General contractor Dorner Inc. put forth an initial bid of almost $8.7 million for the project, though final costs are expected to be higher. Josh Fleming, the city of Oshkosh civil engineer on the project, said that a final cost for the completed reconstruction would be available around mid-January. A full budget breakdown of the bid can be found online.

“I am happy to report that we have reached the finish line. We have a beautiful new thoroughfare through campus to enjoy for years to come,” said JoAnn Rife, UWO Chief Facilities Officer, in a November campus-wide email.

The reconstruction’s completion marks a return to normal traffic and pedestrian operations for the university. At some points in the fall semester, pedestrians on the empty boulevard were advised to follow orange barrels marking “legal paths” or walk on the grass around adjacent buildings while driveways and sidewalks were worked on. 

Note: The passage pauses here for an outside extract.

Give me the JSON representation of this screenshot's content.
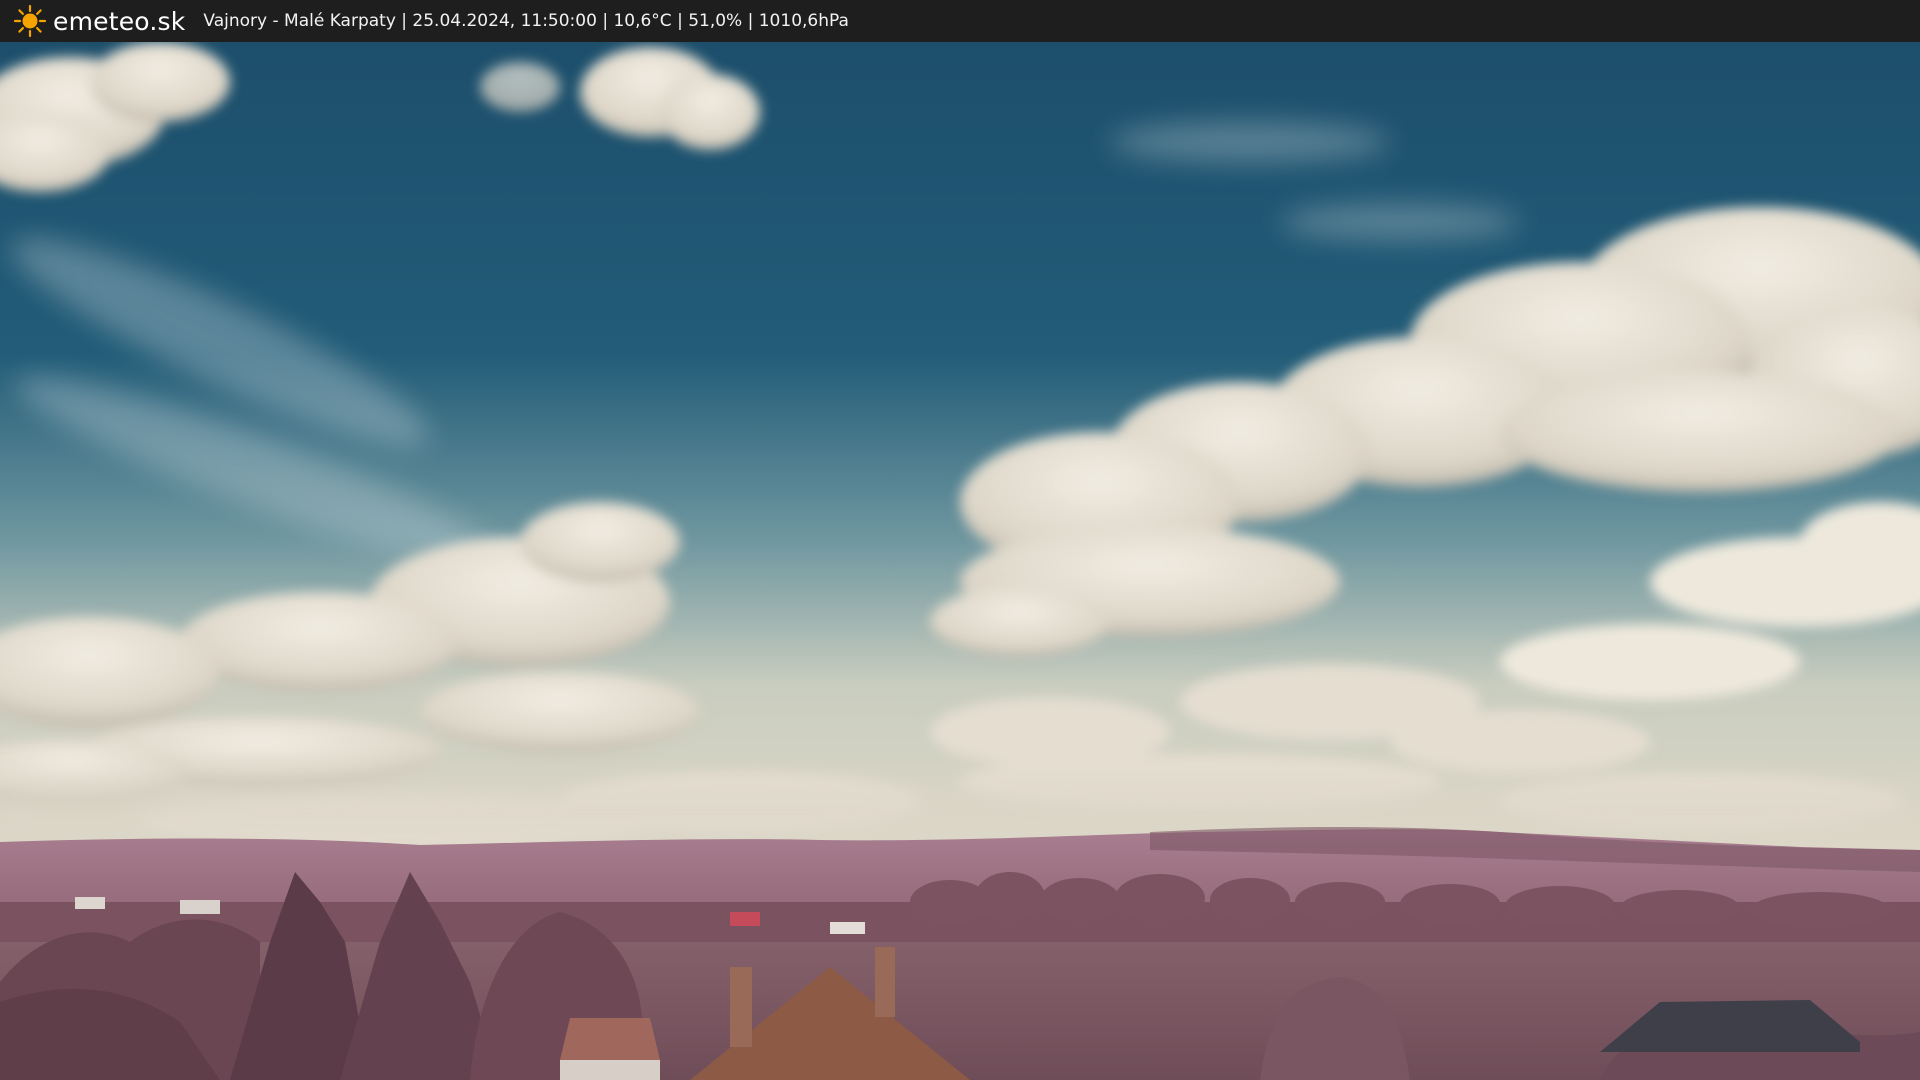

Bradley Spanbauer, Sustainability Director for the UWO Sustainability Institute for Regional Transformations, said he was excited to have the boulevard redone, also noting the repainting done to its bike lane, saying that “[the painting] encourages a more sustainable mode of transportation.” 

Spanbauer said UWO facilities and the city of Oshkosh found it unfeasible to implement one environmentally sustainable  suggestion: bioswales for increased stormwater retention and promotion of native plants along Algoma Boulevard, an idea which was pitched by student researchers and a faculty member. UWO and Oshkosh officials found that “buried utility lines, inability to pile snow in swales and the overall pitch of the road and grading” would make the implementation of these bioswales difficult.

“While it may not have worked, with additional forethought and proper planning, hopefully these kinds of installations would be suited for other road construction projects in the city,” said Spanbauer. 

Some students raised criticism at how the reconstruction affected their transportation. Pyper Rouse, a sophomore commuter student majoring in marketing, said that Algoma’s reconstruction was detrimental to “my methods of getting to campus.” She said she would have to alter her route to campus while also navigating potential construction on the different route, and that the length of the construction was “extremely frustrating.” 

Rouse also said that she noticed dangerous traffic behavior, particularly from pedestrians, on both the previously two-way High Avenue, and now on both High and Algoma. 

“There’s a lot of students that walk out in the middle of the street, not even obeying any of the crosswalks or anything like that. There’s a lot more safety concerns now with the streets opening back up, that I think students need to be reminded about safety,” Rouse said.